Moises-Light: Resource-efficient Band-split U-Net for Music Source Separation
Project description
(WORK IN PROGRESS)
Moises-Light
Resource-efficient Band-split U-Net for Music Source Separation
PyTorch implementation of the Moises-Light architecture from "Resource-efficient Separation Transformer" (Rigatelli et al., 2024). The paper does not release code; this is an independent implementation based on the paper's description.
Key Features
- Spectral-only U-Net with internal STFT/iSTFT
- Equal-width band splitting via group convolutions
- Dual-path RoPE transformer bottleneck
- Asymmetric encoder/decoder (3 heavy encoder stages, 1 heavy + 2 light decoder stages)

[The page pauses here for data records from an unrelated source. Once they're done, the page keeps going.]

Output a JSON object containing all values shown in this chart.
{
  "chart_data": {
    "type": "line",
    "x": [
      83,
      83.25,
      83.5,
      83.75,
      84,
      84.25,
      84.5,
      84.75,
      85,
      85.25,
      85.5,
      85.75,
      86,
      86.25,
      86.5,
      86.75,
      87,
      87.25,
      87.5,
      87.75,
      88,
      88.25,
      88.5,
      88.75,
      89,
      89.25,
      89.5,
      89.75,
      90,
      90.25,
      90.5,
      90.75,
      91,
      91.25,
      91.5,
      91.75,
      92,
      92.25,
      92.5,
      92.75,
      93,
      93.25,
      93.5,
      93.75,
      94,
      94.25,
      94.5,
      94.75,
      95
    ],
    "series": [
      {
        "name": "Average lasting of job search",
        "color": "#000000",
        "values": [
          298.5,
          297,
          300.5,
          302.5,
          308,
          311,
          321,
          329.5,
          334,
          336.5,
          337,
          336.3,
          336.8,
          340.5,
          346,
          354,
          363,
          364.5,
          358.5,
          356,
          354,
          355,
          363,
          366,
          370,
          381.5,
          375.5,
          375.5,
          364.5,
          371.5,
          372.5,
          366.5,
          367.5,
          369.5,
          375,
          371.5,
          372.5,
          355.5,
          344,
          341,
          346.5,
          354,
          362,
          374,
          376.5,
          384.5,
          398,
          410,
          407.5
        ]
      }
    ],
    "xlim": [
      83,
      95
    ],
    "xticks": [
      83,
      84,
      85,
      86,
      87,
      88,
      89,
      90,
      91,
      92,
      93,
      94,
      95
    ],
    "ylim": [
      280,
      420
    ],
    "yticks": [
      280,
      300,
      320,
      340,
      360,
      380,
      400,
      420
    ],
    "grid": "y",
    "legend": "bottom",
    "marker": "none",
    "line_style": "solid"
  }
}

- Multi-stem output: all stems in a single forward pass (unlike the paper's per-stem approach)
- 6 preset configurations from 2.5M to 8.4M parameters
Installation
pip install moises-light
Quick Start
import torch
from moises_light import MoisesLight, configs
# Use a preset
model = MoisesLight(**configs['paper_large'])
# Forward pass
x = torch.randn(1, 2, 264600) # [batch, channels, samples] 6s @ 44.1kHz
y = model(x) # [1, 4, 2, 264600] = [batch, stems, channels, samples]
# With auxiliary outputs interface (for training framework compatibility)

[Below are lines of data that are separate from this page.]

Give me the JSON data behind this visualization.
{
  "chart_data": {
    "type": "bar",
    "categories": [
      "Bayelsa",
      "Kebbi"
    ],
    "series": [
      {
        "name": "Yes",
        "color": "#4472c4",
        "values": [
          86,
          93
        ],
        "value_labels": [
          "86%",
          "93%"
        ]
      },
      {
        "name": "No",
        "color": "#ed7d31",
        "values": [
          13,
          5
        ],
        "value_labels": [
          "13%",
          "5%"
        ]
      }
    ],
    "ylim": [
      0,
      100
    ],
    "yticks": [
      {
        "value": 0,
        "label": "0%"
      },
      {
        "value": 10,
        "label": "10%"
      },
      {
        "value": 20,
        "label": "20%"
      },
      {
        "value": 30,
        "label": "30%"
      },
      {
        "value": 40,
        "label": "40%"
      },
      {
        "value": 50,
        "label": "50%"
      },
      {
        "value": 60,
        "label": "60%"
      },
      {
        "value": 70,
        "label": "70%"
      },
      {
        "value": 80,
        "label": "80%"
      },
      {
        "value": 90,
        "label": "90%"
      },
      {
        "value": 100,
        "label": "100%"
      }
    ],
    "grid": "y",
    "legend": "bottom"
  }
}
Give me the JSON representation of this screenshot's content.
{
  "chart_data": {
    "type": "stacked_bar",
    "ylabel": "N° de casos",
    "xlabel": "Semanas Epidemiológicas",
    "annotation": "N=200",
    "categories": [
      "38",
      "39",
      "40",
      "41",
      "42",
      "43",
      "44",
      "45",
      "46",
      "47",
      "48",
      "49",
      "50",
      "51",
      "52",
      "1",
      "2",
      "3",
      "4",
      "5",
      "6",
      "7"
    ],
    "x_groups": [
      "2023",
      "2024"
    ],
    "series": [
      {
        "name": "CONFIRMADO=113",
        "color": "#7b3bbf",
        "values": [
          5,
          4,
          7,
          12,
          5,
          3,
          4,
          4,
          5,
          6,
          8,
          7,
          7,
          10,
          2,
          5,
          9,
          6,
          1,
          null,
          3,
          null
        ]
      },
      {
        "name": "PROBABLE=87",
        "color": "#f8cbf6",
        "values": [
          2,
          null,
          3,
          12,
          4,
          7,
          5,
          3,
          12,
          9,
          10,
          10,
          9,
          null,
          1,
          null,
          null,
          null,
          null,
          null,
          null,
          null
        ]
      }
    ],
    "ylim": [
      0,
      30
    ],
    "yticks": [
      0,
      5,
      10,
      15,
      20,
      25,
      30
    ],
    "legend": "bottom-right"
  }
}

y, aux = model(x, return_auxiliary_outputs=True)
Preset Configurations
All presets use n_fft=6144, hop_size=1024, stereo input, and 4-stem output (vocals, drums, bass, other).

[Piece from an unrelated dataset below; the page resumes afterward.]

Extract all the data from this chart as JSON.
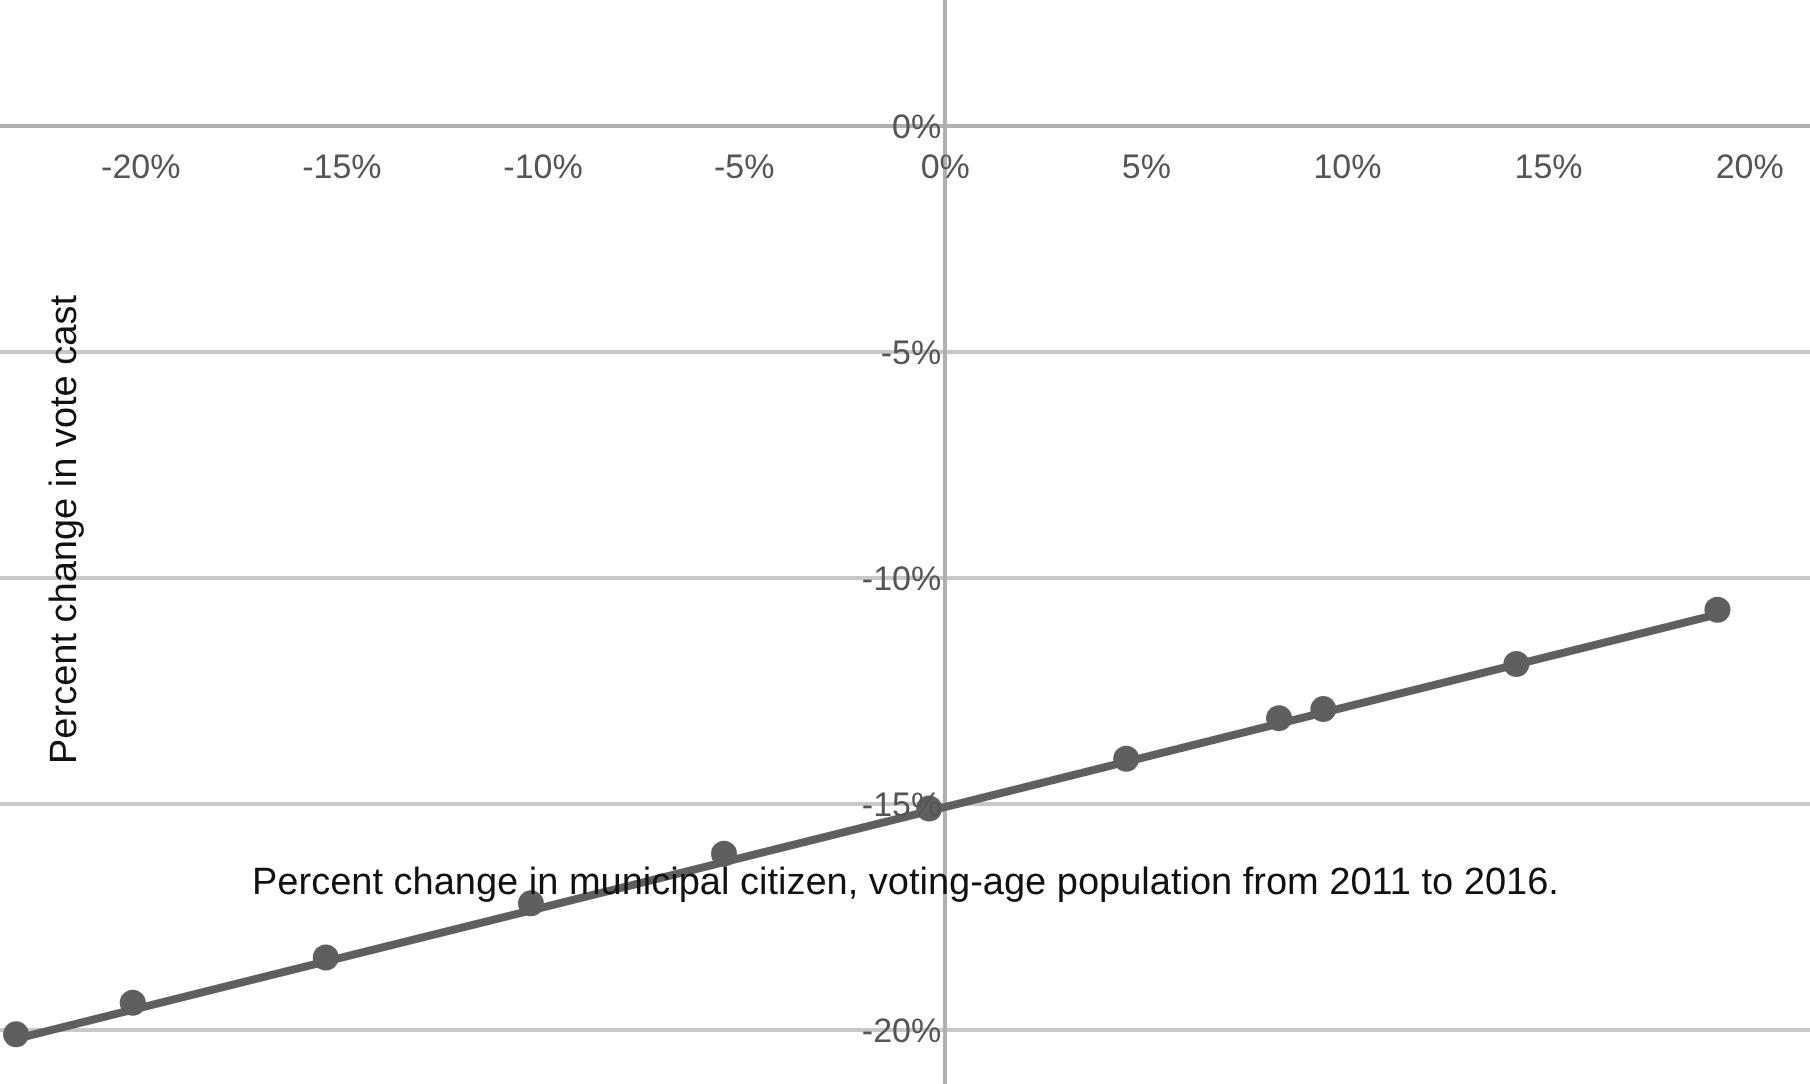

Paper-Faithful (truncated spectrum, 0-14.7 kHz)
Faithful to the paper's architecture. Frequencies above ~14.7 kHz are zeroed.
| Preset | G | Bands | Per-group ch | Freq coverage | Params |
|---|---|---|---|---|---|
paper_large |
56 | 4 | 14 | 0-14.7 kHz | 4,660,592 |
paper_small |
32 | 4 | 8 | 0-14.7 kHz | 2,520,592 |
Fullband Matched-Param (full spectrum, 0-22 kHz, similar param budget)
Full spectrum via 6 bands of 512 bins (freq_dim=3072). G adjusted to keep param count close to paper variants. Trades per-band capacity for full spectrum coverage.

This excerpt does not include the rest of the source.